Decision-making is a vital skill, especially while trading.
In an instant, you could lose it all by making the wrong choices.
Now let’s come straight to the point – Trader and his/her Behavioral Biases while trading!
Rather than choosing a rational and objective approach, traders tend to use the emotional and irrational side of the brain while making decisions under pressure.
As the volume drops… as the red candles start dominating… the mind starts deviating from the logical path landing towards the emotional one.
In such a case, the inner sentiment takes over the decision-making process.
I feel it is essential to share with you, the two most common behavioral biases a trader goes through when making decisions at the hot seat:
As we know that an anchor is a heavy object which is thrown to the bottom of the sea preventing it from deviating position and remain stabilized.
Under the same notion, we can define Anchoring Bias too.
During the decision-making process, people anchor themselves to their previous knowledge they have had around the topic.
Further decisions are made in reference to the older one.
When it comes to traders, if the trader sees a stock which is running at a price lower than its 52-week low, he may take up the 52-week low price as a standard and hence purchase the stock at a lower price to that.
Here if the actual rationale is something relevant to the overall market, then he goes right, but if it’s not the case, certainly he will have to suffer substantial losses.
“I knew it all along” is Hindsight Bias in a sentence.
Traders tend to act as if they knew that this event was inevitable.
Once the prediction goes randomly correct, they are anchored to that wrong belief and expect the same to happen in the future too.

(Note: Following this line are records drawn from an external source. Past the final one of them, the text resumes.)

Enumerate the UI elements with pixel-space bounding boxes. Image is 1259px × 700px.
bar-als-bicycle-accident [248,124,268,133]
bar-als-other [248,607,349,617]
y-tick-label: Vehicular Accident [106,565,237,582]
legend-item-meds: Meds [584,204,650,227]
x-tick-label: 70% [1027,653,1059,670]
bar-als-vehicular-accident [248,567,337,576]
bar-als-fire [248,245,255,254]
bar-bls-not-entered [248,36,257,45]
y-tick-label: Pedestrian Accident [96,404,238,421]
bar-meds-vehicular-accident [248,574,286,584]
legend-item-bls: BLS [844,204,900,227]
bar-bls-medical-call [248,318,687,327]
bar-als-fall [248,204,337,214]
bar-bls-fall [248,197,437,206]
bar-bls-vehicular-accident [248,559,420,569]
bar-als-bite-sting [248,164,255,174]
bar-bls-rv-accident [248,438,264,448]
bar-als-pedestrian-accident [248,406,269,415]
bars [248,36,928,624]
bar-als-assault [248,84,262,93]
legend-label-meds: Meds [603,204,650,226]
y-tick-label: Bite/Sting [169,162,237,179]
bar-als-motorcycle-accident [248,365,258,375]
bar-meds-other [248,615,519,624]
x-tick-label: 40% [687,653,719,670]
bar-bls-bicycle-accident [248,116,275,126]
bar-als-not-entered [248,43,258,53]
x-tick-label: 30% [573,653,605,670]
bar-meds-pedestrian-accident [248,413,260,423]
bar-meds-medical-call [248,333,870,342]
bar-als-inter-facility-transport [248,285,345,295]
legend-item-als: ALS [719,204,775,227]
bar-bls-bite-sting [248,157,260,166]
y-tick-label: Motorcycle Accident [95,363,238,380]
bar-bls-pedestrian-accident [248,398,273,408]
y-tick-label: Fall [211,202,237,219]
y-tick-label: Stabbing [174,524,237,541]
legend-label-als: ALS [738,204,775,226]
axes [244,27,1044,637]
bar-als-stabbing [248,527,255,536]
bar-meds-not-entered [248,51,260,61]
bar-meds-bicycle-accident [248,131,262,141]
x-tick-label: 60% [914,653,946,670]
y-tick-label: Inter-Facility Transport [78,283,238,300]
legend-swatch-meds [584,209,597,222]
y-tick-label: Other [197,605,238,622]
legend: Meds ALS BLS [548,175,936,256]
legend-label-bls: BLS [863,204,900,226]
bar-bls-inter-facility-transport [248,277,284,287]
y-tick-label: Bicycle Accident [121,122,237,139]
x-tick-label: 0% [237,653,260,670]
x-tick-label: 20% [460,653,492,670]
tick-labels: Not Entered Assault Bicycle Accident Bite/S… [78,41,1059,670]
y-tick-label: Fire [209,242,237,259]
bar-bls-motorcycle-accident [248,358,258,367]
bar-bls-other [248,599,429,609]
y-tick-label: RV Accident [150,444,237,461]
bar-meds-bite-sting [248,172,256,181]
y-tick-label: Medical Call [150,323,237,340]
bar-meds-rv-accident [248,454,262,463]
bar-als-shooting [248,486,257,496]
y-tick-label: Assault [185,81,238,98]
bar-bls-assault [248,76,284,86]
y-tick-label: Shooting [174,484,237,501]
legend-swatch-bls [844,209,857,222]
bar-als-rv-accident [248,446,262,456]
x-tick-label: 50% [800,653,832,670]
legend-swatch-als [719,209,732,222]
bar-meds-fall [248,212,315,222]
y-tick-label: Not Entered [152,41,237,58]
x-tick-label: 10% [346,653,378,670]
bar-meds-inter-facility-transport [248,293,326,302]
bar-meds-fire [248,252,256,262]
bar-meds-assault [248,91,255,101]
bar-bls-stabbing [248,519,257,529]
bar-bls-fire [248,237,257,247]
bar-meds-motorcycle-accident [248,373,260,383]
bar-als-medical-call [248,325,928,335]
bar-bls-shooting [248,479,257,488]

As the trader keeps on winning trades with such hindsight biases, he takes the game of randomness to the riskier side with bulk trades.
This happens because he/she starts feeling that he/she possesses superior predictive abilities and must win the trade.
Impulse decisions become constant, and the full impact is only felt at the end, after huge losses.
How do I avoid these biases?
One way to avoid these biases is to keep a diary of yourself.
Make a note of the emotions, analysis, and every rational decision you applied while executing the trade.
Then go back and study yourself.
Then question if any choice of yours was subjected to facts or any random prediction?
Try correcting yourself and follow the objective approach henceforth.